Escrito por  , Publicado en 1er Encuentro Nacional Juntos por México Destacado

Antonio Gutiérrez Trejo / Yo Influyo

Tras la inauguración a cargo  del Obispo de Querétaro, Monseñor Faustino Armendáriz; el Arzobispo de la Arquidiócesis de Puebla, Monseñor Víctor Sánchez Espinosa; y el Obispo Auxiliar de la Arquidiócesis de Puebla y Secretario General de la Conferencia del Episcopado Mexicano, Monseñor Eugenio Lira Rugarcía, comenzaron los trabajos del Primer Encuentro Nacional “Juntos por México”, con la conferencia magistral “El amor: nuestra misión”, a cargo del matrimonio formado por Ana y Alberto Friso, representantes del Pontificio Consejo de la Familia y responsables mundiales del Movimiento Familias Nuevas.

Ante miles de integrantes de movimientos, asociaciones y organizaciones de laicos católicos en México, que abarrotaron el Centro de Exposiciones de Puebla, la pareja hizo una puntual relatoría de lo que el Papa Francisco nos pide a los católicos a partir del Encuentro Mundial de las Familias que tuvo lugar recientemente en la ciudad de Filadelfia.

Explicaron que la familia no deriva de un fenómeno cultural o social, sino que es una creación de Dios, por lo que, en ese orden, es una bendición para la Iglesia, por lo que no se debe disminuir ni reducir a cuestiones de género, ya que es un bien para los esposos e hijos.

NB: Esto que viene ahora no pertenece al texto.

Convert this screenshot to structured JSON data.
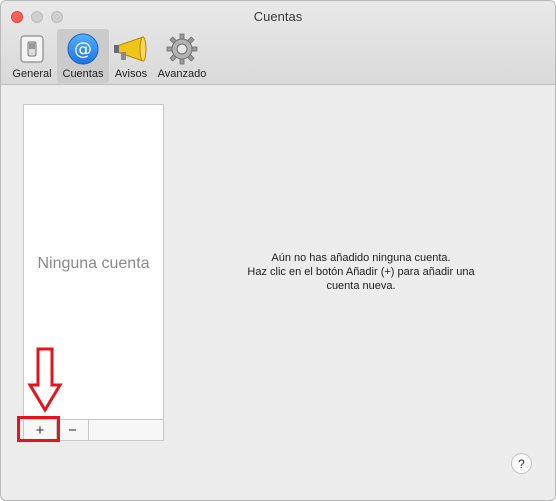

No obstante, aclararon que la familia también sufre día a día de problemas, ya que, por ejemplo, en muchos de los casos los padres están fuera de casa casi todo el día y por ello deben delegar el cuidado de los hijos a otras personas, sin poder relacionarse adecuadamente siquiera con profesores y maestros, de ahí que luego los hijos crecen sin una orientación segura.

“Pero como dice el Papa, bienvenidas las familias unidas, aquellas que valerosa y alegremente escogen cada día caminar en el rayo del amor divino. También aquí, en nuestro México, las familias, como las primeras células sociales pueden verdaderamente hacer la diferencia empezando por vivir la relación de pareja en serenidad y armonía y cuando educan a los hijos con valores para inyectarlos como precioso capital humano en el tejido social”.

Recordaron que el Papa Francisco ha dicho que la familia es signo e instrumento de la unidad del género humano, así como un invaluable recurso social, de ahí que si la familia está bien con otras, entonces se convierte además en patrimonio para la Iglesia.

Indicaron que amar significa atar lo que nos une, más que dividir, de ahí que “permiso”, “gracias” y “perdón” son las tres palabras mágicas que el Papa Francisco no se cansa nunca de repetir a las parejas, junto con otra sugerencia: “si han volado los platos, nunca vayan a dormir sin haber hecho las paces”… En una palabra, amar significa misericordia.

En este sentido, señalaron que el amor de las parejas es una apertura del uno hacia el otro, a la vida, al mundo, a lo que nos interpela o molesta. En la apertura la pareja se encuentra más unida y los hijos aprenden sobre el campo de la solidaridad, pero si las puertas y ventanas están cerradas, entonces la familia se sofoca, pero si se abren, encuentran la salvación.

“El Papa Francisco nos ha enseñado a no cortar el dedo de la mano, sino a tender la mano y con nuestro amor y esperanza, como pequeña Iglesia, podemos ser un signo de esperanza para toda la humanidad”.

Para concluir su conferencia, Ana y Alberto Friso dijeron que si no sabemos unir la compasión a la justicia, terminamos por ser inútilmente severos y profundamente injustos.